Ребенок появился на белый свет, для того, чтобы его покинуть. Таковой, к сожалению, оказалась его судьба. У него была тяжелая патология, с чем врачи НЕ смогли справиться. Гидроцефалия подразумевает под собой нарушение фето – плацентарного кровообращения* во время беременности. В результате, в мозговой части плода идет скопление жидкости. Повышение внутричерепного давления ведет к раздражению особых центров мозга и вызывает судороги. Причин этой патологии очень много: отягощенный соматический статус беременной*, влияние окружающей среды, тератогенные факторы* и многое другое. Перечислять можно до бесконечности.

Увы, мы – не Боги. Жизни людей находятся не в наших руках и не нам решать, когда наступит их смерть. Единственное, что мы можем сделать – это отсрочить ее появление.

Но, к сожалению, не каждый способен понять это. Можно было конечно не касаться этой темы. Пройти мимо, сделав вид, что это не мое дело. Заняться своими привычными заботами, забыть напрочь об этом разговоре.

Но что будет, когда последователи Авиценны и Гиппократа покинут свои посты и займут менее престижные, но более доходные ниши в обществе?.. Что будет, если профессия врача канет в небытие и станет просто историей? Кто будет лечить?

***

Соню выписали, и она вернулась в детдом. Мы с Саидом еще не успели оформить все нужные документы на удочерение. Мне была невыносима мысль, что она вдали от меня, но я ничего не могла сделать для нее.

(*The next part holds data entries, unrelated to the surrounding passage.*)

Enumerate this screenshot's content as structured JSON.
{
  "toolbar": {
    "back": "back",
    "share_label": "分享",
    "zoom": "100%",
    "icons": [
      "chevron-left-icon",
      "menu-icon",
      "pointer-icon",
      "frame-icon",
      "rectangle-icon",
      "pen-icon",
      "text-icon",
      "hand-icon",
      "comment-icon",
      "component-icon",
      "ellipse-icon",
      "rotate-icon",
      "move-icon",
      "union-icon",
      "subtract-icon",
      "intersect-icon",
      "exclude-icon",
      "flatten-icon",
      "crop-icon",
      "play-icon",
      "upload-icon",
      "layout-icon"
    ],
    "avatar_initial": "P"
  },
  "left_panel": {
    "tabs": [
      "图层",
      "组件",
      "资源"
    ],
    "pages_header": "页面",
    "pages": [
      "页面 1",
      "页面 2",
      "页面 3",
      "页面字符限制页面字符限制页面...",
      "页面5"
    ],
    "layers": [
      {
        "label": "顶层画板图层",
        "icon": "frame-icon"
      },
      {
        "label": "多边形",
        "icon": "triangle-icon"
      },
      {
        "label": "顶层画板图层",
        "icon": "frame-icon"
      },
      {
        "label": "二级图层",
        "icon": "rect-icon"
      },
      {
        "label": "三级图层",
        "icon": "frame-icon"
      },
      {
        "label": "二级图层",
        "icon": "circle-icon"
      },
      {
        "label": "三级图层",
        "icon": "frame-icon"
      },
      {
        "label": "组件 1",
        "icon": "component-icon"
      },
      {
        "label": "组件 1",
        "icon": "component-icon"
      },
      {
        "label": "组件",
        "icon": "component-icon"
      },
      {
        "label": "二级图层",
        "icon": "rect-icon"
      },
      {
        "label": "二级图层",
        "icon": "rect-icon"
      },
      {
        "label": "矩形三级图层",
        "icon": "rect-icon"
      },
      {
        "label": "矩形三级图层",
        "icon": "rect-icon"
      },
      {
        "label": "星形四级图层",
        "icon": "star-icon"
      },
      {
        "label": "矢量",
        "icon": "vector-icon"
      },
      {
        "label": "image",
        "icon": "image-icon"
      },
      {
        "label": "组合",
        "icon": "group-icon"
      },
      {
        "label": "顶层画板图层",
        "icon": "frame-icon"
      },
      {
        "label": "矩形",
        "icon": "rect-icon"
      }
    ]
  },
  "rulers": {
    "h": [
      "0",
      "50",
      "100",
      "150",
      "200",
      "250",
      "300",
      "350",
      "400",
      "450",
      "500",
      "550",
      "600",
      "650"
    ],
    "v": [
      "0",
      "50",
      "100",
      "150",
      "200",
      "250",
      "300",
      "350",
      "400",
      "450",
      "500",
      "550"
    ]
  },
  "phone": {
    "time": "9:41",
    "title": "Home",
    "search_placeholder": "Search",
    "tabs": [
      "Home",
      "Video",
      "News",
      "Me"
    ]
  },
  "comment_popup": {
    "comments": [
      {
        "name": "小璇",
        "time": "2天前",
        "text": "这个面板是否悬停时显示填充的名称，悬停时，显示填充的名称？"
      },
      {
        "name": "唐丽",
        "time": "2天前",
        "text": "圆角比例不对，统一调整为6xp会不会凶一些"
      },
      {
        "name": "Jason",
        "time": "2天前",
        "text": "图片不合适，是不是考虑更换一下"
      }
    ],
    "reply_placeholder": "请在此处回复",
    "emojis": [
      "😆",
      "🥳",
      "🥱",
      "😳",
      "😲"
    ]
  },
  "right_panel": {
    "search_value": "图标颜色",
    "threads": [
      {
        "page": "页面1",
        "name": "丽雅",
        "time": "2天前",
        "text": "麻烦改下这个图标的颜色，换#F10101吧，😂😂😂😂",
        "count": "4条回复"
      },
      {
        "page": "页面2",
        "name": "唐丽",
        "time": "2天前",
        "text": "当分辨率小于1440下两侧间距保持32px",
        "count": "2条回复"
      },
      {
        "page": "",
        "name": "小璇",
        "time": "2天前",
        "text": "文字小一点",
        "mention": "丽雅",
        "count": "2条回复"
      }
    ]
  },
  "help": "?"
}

Но, тем не менее, каждый день она навещала меня вместе с Алией Артуровной. Глаза девочки вновь стали печальными, и свет внутреннего огня, горевший ярко и безудержно все те дни, что я была рядом с ней, стал постепенно угасать. Я так остро чувствовала то, что происходит с ней, что каждый раз при взгляде на ее уходящий силуэт, теряла частичку себя. Моя золотая малышка – одинокий листок поникшего осеннего дерева, попавший во власть безжалостной лютой зимы.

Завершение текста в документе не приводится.